Storyboards and Influences: Tetsuo the Iron Man

I took a day off on Friday and picked up on my storyboarding. I draw all of my own storyboards, and typically in obscene detail, almost like a comic book. I learned the process on a trip to Japan when I had the opportunity to stop at the legendary Studio Ghibli, the brainchild of master filmmaker Hayao Miyazaki. I purchased a copy of the storyboards for Princess Mononoke and told myself that “this is how one plans a film.”

Sometimes I get flak for doing my storyboards in such detail, that I’m wasting valuable time. But I find that my drawing out the storyboard serves as valuable time to previsualize the shot in my head, that as I’m drawing, I jot down things like blocking diagrams, performance beats, and even lighting schemes. A lot of times I play out the film in my head as I draw, and it informs changes in the script. It may be a laborious process, but it is my process nonetheless.
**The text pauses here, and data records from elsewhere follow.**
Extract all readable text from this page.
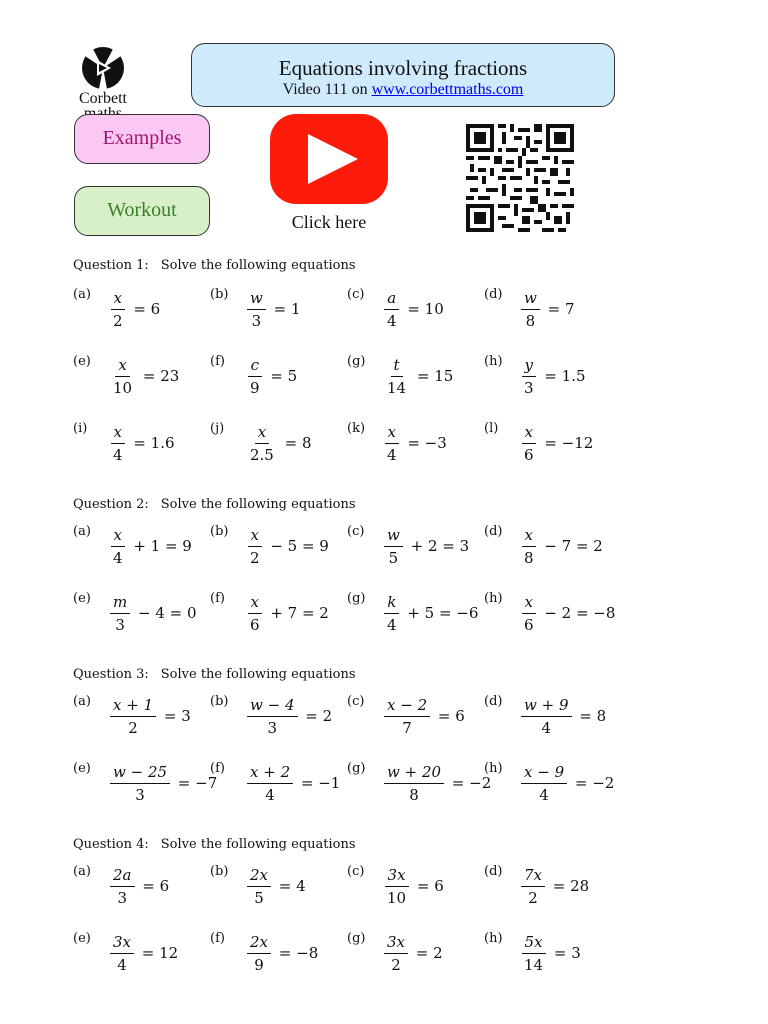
Corbett
Equations involving fractions
Video 111 on www.corbettmaths.com
Examples
Workout
Click here
Question 1: Solve the following equations
Question 2: Solve the following equations
Question 3: Solve the following equations
Question 4: Solve the following equations
(a)	$\frac{x}{2} = 6$
(b)	$\frac{w}{3} = 1$
(c)	$\frac{a}{4} = 10$
(d)	$\frac{w}{8} = 7$
(e)	$\frac{x}{10} = 23$
(f)	$\frac{c}{9} = 5$
(g)	$\frac{t}{14} = 15$
(h)	$\frac{y}{3} = 1.5$
(i)	$\frac{x}{4} = 1.6$
(j)	$\frac{x}{2.5} = 8$
(k)	$\frac{x}{4} = -3$
(l)	$\frac{x}{6} = -12$
(a)	$\frac{x}{4} + 1 = 9$
(b)	$\frac{x}{2} - 5 = 9$
(c)	$\frac{w}{5} + 2 = 3$
(d)	$\frac{x}{8} - 7 = 2$
(e)	$\frac{m}{3} - 4 = 0$
(f)	$\frac{x}{6} + 7 = 2$
(g)	$\frac{k}{4} + 5 = -6$
(h)	$\frac{x}{6} - 2 = -8$
(a)	$\frac{x + 1}{2} = 3$
(b)	$\frac{w - 4}{3} = 2$
(c)	$\frac{x - 2}{7} = 6$
(d)	$\frac{w + 9}{4} = 8$
(e)	$\frac{w - 25}{3} = -7$
(f)	$\frac{x + 2}{4} = -1$
(g)	$\frac{w + 20}{8} = -2$
(h)	$\frac{x - 9}{4} = -2$
(a)	$\frac{2a}{3} = 6$
(b)	$\frac{2x}{5} = 4$
(c)	$\frac{3x}{10} = 6$
(d)	$\frac{7x}{2} = 28$
(e)	$\frac{3x}{4} = 12$
(f)	$\frac{2x}{9} = -8$
(g)	$\frac{3x}{2} = 2$
(h)	$\frac{5x}{14} = 3$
I haven’t had the luxury of time for Lilith, and I can only spend so much time on each frame. As a visual representation of the type of time crunch I’m under, here’s a typical storyboard sequence from my film The Killing Moon:

And here’s some frames from the opening sequence of Lilith:

I’ll get more into the practical philosophy behind my storyboarding in another post, but I have to share a revelation of sorts that came to me while I was taking my day off. I was going through my movie collection to put together a list of movies to watch as references for Lilith, and I stumbled across one of my top five favorite films of all time, a film that, strangely, I’ve never once used as a reference because it is just so damn weird, so completely unique, and so utterly original that it could never be used as a reference for another film.
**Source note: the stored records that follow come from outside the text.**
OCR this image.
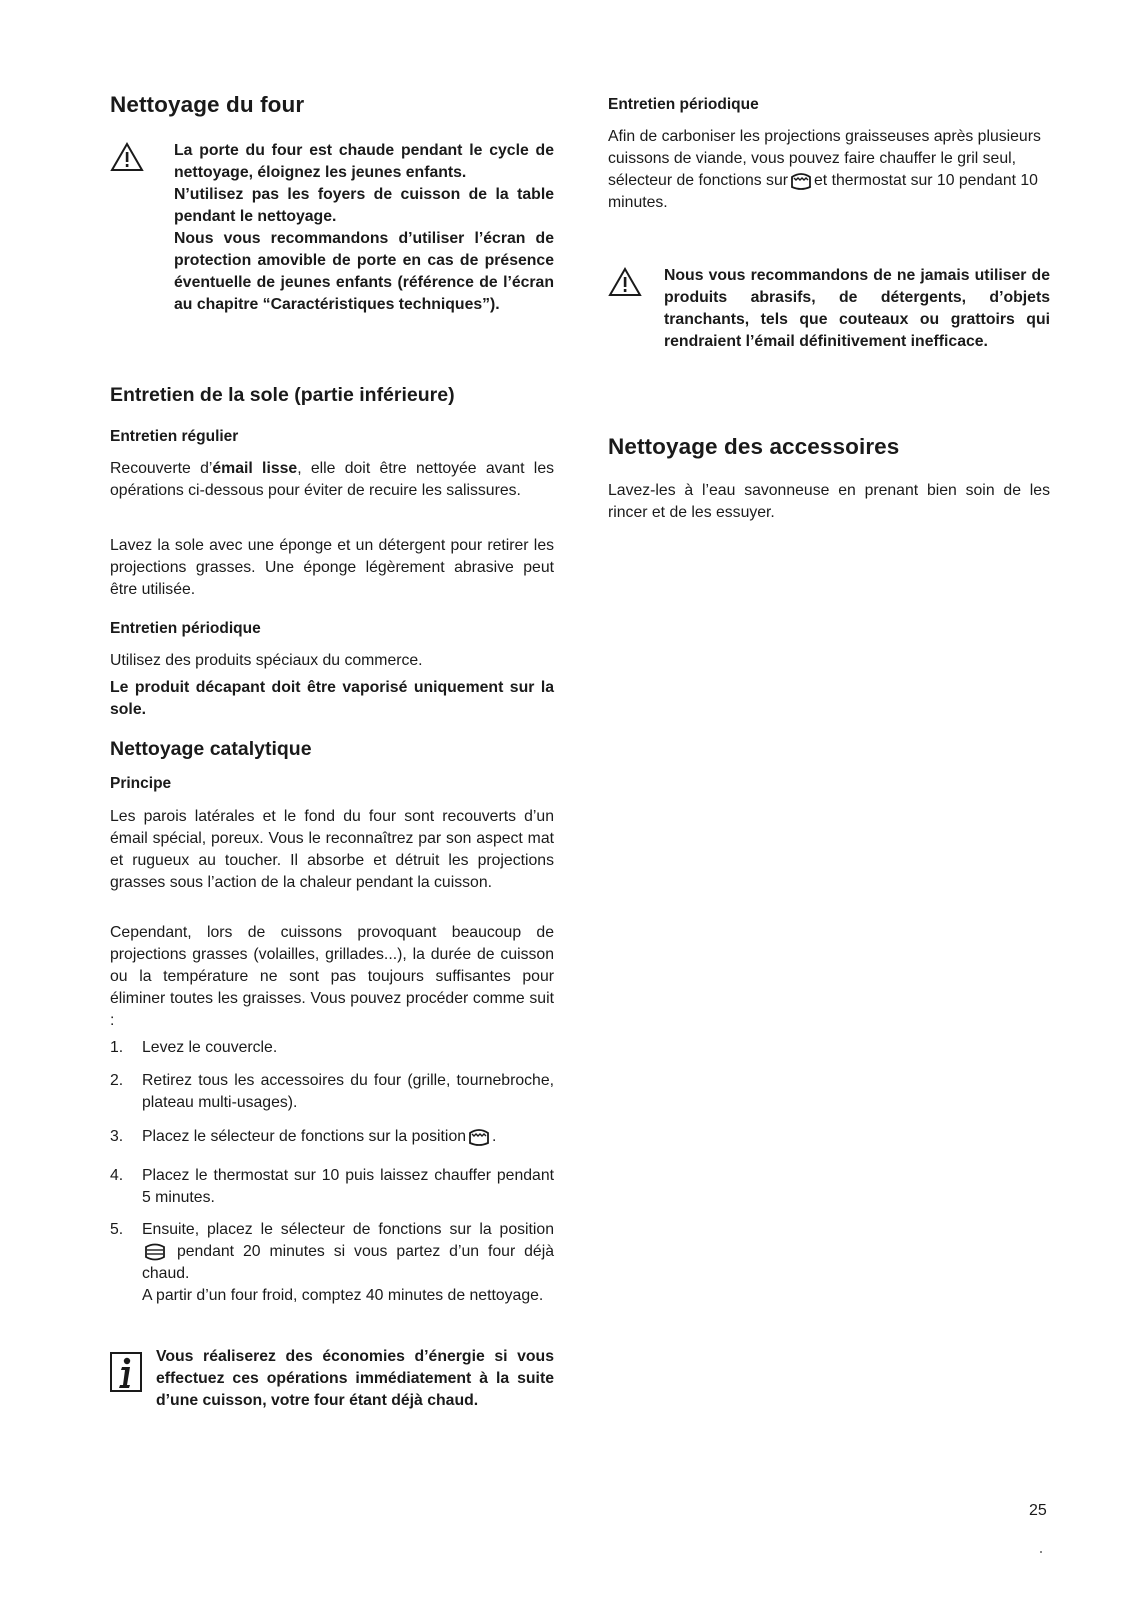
Nettoyage du four

La porte du four est chaude pendant le cycle de nettoyage, éloignez les jeunes enfants.

N’utilisez pas les foyers de cuisson de la table pendant le nettoyage.

Nous vous recommandons d’utiliser l’écran de protection amovible de porte en cas de présence éventuelle de jeunes enfants (référence de l’écran au chapitre “Caractéristiques techniques”).

Entretien de la sole (partie inférieure)
Entretien régulier

Recouverte d’émail lisse, elle doit être nettoyée avant les opérations ci-dessous pour éviter de recuire les salissures.

Lavez la sole avec une éponge et un détergent pour retirer les projections grasses. Une éponge légèrement abrasive peut être utilisée.

Entretien périodique

Utilisez des produits spéciaux du commerce.

Le produit décapant doit être vaporisé uniquement sur la sole.

Nettoyage catalytique
Principe

Les parois latérales et le fond du four sont recouverts d’un émail spécial, poreux. Vous le reconnaîtrez par son aspect mat et rugueux au toucher. Il absorbe et détruit les projections grasses sous l’action de la chaleur pendant la cuisson.

Cependant, lors de cuissons provoquant beaucoup de projections grasses (volailles, grillades...), la durée de cuisson ou la température ne sont pas toujours suffisantes pour éliminer toutes les graisses. Vous pouvez procéder comme suit :

1.	Levez le couvercle.
2.	Retirez tous les accessoires du four (grille, tournebroche, plateau multi-usages).
3.	Placez le sélecteur de fonctions sur la position .
4.	Placez le thermostat sur 10 puis laissez chauffer pendant 5 minutes.
5.	Ensuite, placez le sélecteur de fonctions sur la position  pendant 20 minutes si vous partez d’un four déjà chaud.
A partir d’un four froid, comptez 40 minutes de nettoyage.

Vous réaliserez des économies d’énergie si vous effectuez ces opérations immédiatement à la suite d’une cuisson, votre four étant déjà chaud.

Entretien périodique

Afin de carboniser les projections graisseuses après plusieurs cuissons de viande, vous pouvez faire chauffer le gril seul, sélecteur de fonctions sur et thermostat sur 10 pendant 10 minutes.

Nous vous recommandons de ne jamais utiliser de produits abrasifs, de détergents, d’objets tranchants, tels que couteaux ou grattoirs qui rendraient l’émail définitivement inefficace.

Nettoyage des accessoires

Lavez-les à l’eau savonneuse en prenant bien soin de les rincer et de les essuyer.

25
That movie, as the title of this post would indicate, is Shinya Tsukomoto’s Tetsuo the Iron Man. This was the first foreign film I had ever seen. Correction: the first foreign non-Indian / Bollywood film I had ever seen, as my my home was ripe with Indian cinema - more on that in future posts. At the end of the film I was hooked on cinema as the coolest art form ever - after all, who in their right mind could weave a power drill penis into a narrative: (clip is NSFW, btw)
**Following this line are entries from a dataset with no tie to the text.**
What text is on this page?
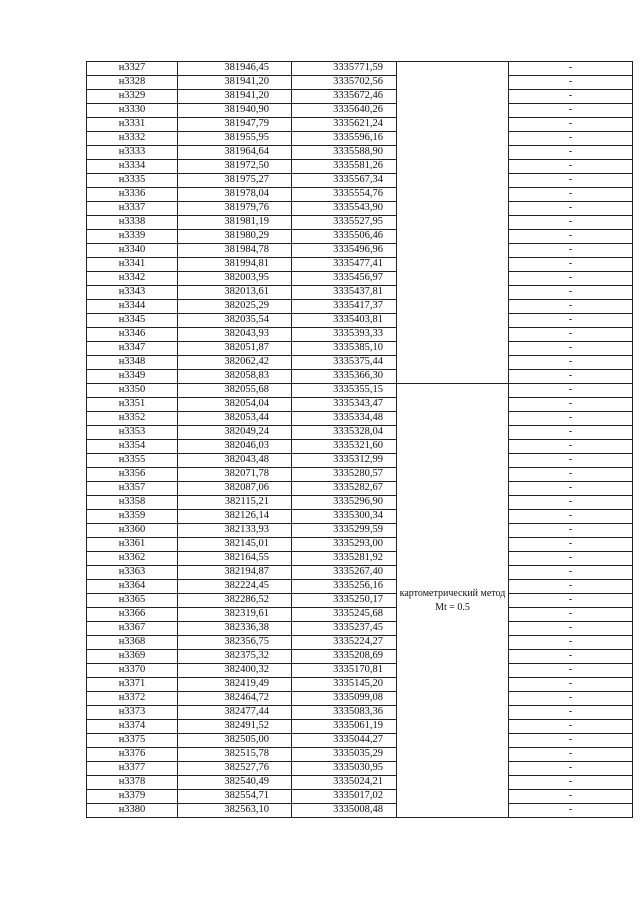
н3327	381946,45	3335771,59		-
н3328	381941,20	3335702,56		-
н3329	381941,20	3335672,46		-
н3330	381940,90	3335640,26		-
н3331	381947,79	3335621,24		-
н3332	381955,95	3335596,16		-
н3333	381964,64	3335588,90		-
н3334	381972,50	3335581,26		-
н3335	381975,27	3335567,34		-
н3336	381978,04	3335554,76		-
н3337	381979,76	3335543,90		-
н3338	381981,19	3335527,95		-
н3339	381980,29	3335506,46		-
н3340	381984,78	3335496,96		-
н3341	381994,81	3335477,41		-
н3342	382003,95	3335456,97		-
н3343	382013,61	3335437,81		-
н3344	382025,29	3335417,37		-
н3345	382035,54	3335403,81		-
н3346	382043,93	3335393,33		-
н3347	382051,87	3335385,10		-
н3348	382062,42	3335375,44		-
н3349	382058,83	3335366,30		-
н3350	382055,68	3335355,15	картометрический метод Mt = 0.5	-
н3351	382054,04	3335343,47		-
н3352	382053,44	3335334,48		-
н3353	382049,24	3335328,04		-
н3354	382046,03	3335321,60		-
н3355	382043,48	3335312,99		-
н3356	382071,78	3335280,57		-
н3357	382087,06	3335282,67		-
н3358	382115,21	3335296,90		-
н3359	382126,14	3335300,34		-
н3360	382133,93	3335299,59		-
н3361	382145,01	3335293,00		-
н3362	382164,55	3335281,92		-
н3363	382194,87	3335267,40		-
н3364	382224,45	3335256,16		-
н3365	382286,52	3335250,17		-
н3366	382319,61	3335245,68		-
н3367	382336,38	3335237,45		-
н3368	382356,75	3335224,27		-
н3369	382375,32	3335208,69		-
н3370	382400,32	3335170,81		-
н3371	382419,49	3335145,20		-
н3372	382464,72	3335099,08		-
н3373	382477,44	3335083,36		-
н3374	382491,52	3335061,19		-
н3375	382505,00	3335044,27		-
н3376	382515,78	3335035,29		-
н3377	382527,76	3335030,95		-
н3378	382540,49	3335024,21		-
н3379	382554,71	3335017,02		-
н3380	382563,10	3335008,48		-
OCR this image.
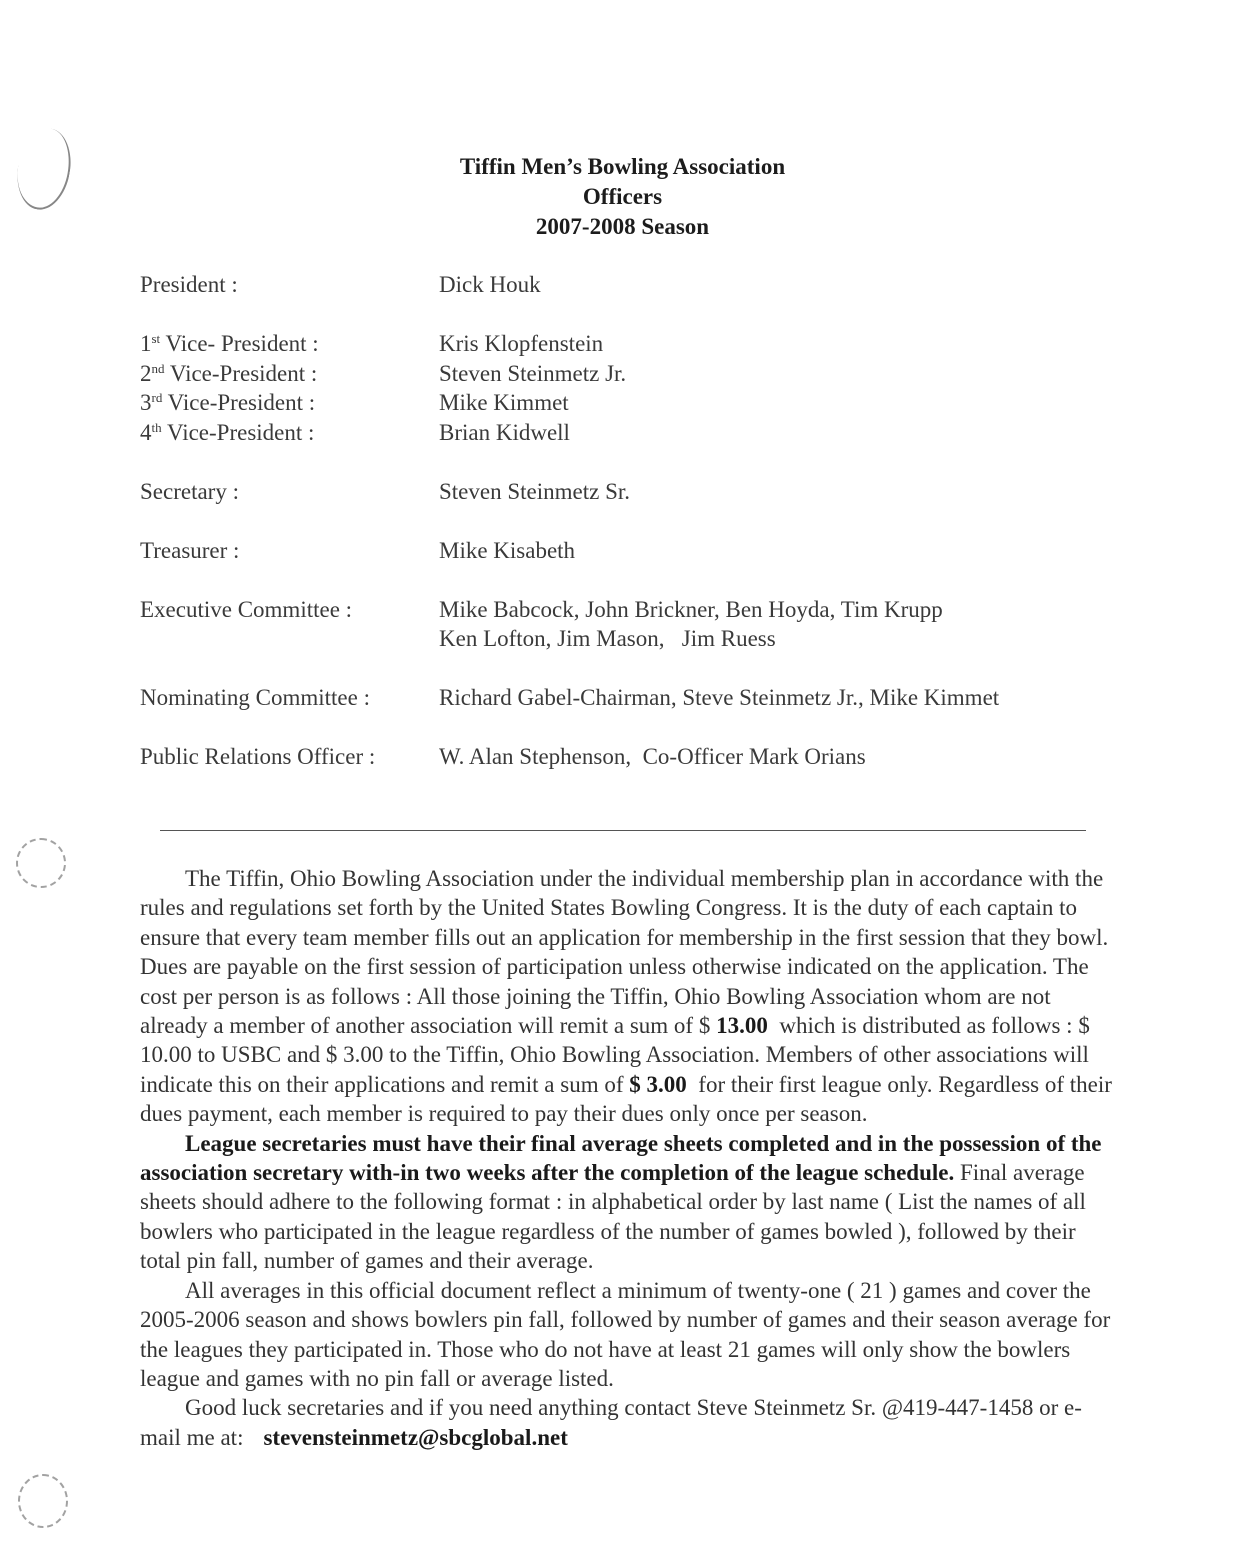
Tiffin Men’s Bowling Association
Officers
2007-2008 Season
President :	Dick Houk
1st Vice- President :	Kris Klopfenstein
2nd Vice-President :	Steven Steinmetz Jr.
3rd Vice-President :	Mike Kimmet
4th Vice-President :	Brian Kidwell
Secretary :	Steven Steinmetz Sr.
Treasurer :	Mike Kisabeth
Executive Committee :	Mike Babcock, John Brickner, Ben Hoyda, Tim Krupp
Ken Lofton, Jim Mason,   Jim Ruess
Nominating Committee :	Richard Gabel-Chairman, Steve Steinmetz Jr., Mike Kimmet
Public Relations Officer :	W. Alan Stephenson,  Co-Officer Mark Orians

The Tiffin, Ohio Bowling Association under the individual membership plan in accordance with the rules and regulations set forth by the United States Bowling Congress. It is the duty of each captain to ensure that every team member fills out an application for membership in the first session that they bowl. Dues are payable on the first session of participation unless otherwise indicated on the application. The cost per person is as follows : All those joining the Tiffin, Ohio Bowling Association whom are not already a member of another association will remit a sum of $ 13.00  which is distributed as follows : $ 10.00 to USBC and $ 3.00 to the Tiffin, Ohio Bowling Association. Members of other associations will indicate this on their applications and remit a sum of $ 3.00  for their first league only. Regardless of their dues payment, each member is required to pay their dues only once per season.

League secretaries must have their final average sheets completed and in the possession of the association secretary with-in two weeks after the completion of the league schedule. Final average sheets should adhere to the following format : in alphabetical order by last name ( List the names of all bowlers who participated in the league regardless of the number of games bowled ), followed by their total pin fall, number of games and their average.

All averages in this official document reflect a minimum of twenty-one ( 21 ) games and cover the 2005-2006 season and shows bowlers pin fall, followed by number of games and their season average for the leagues they participated in. Those who do not have at least 21 games will only show the bowlers league and games with no pin fall or average listed.

Good luck secretaries and if you need anything contact Steve Steinmetz Sr. @419-447-1458 or e-mail me at: stevensteinmetz@sbcglobal.net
Weird. Seriously. But I love it.

I still had no purpose for Tetsuo as a visual or narrative reference, but it did get me thinking about process. I thought for awhile how in the hell I would go about storyboarding a film like Tetsuo, and it dawned on me that there is so much that needs to be relegated for the moment.

The moment.That magical word that seems to pop up in every discussion of art, that nebulous concept of when several elements meet at a confluence of mental perceptiveness and kismet inspiration. You just can’t storyboard or plan out something like that on paper. I needed a film like Tetsuo to remind me of that. This is why the film is so very important to me - it speaks to me in many ways. An odd relationship, I know, and one that might categorize me as a total loon, but I’m just being honest.

I still continue to storyboard in obscene detail, but my spirit in doing so has shifted. My storyboarding is for practical and planning purpose, but not for emotional content. I am not a telepath or psychic, I can’t predict the future and commit it to paper. But what I can do is be as prepared as possible for any eventuality.

The moment is useless to us if we are not prepared to capture it!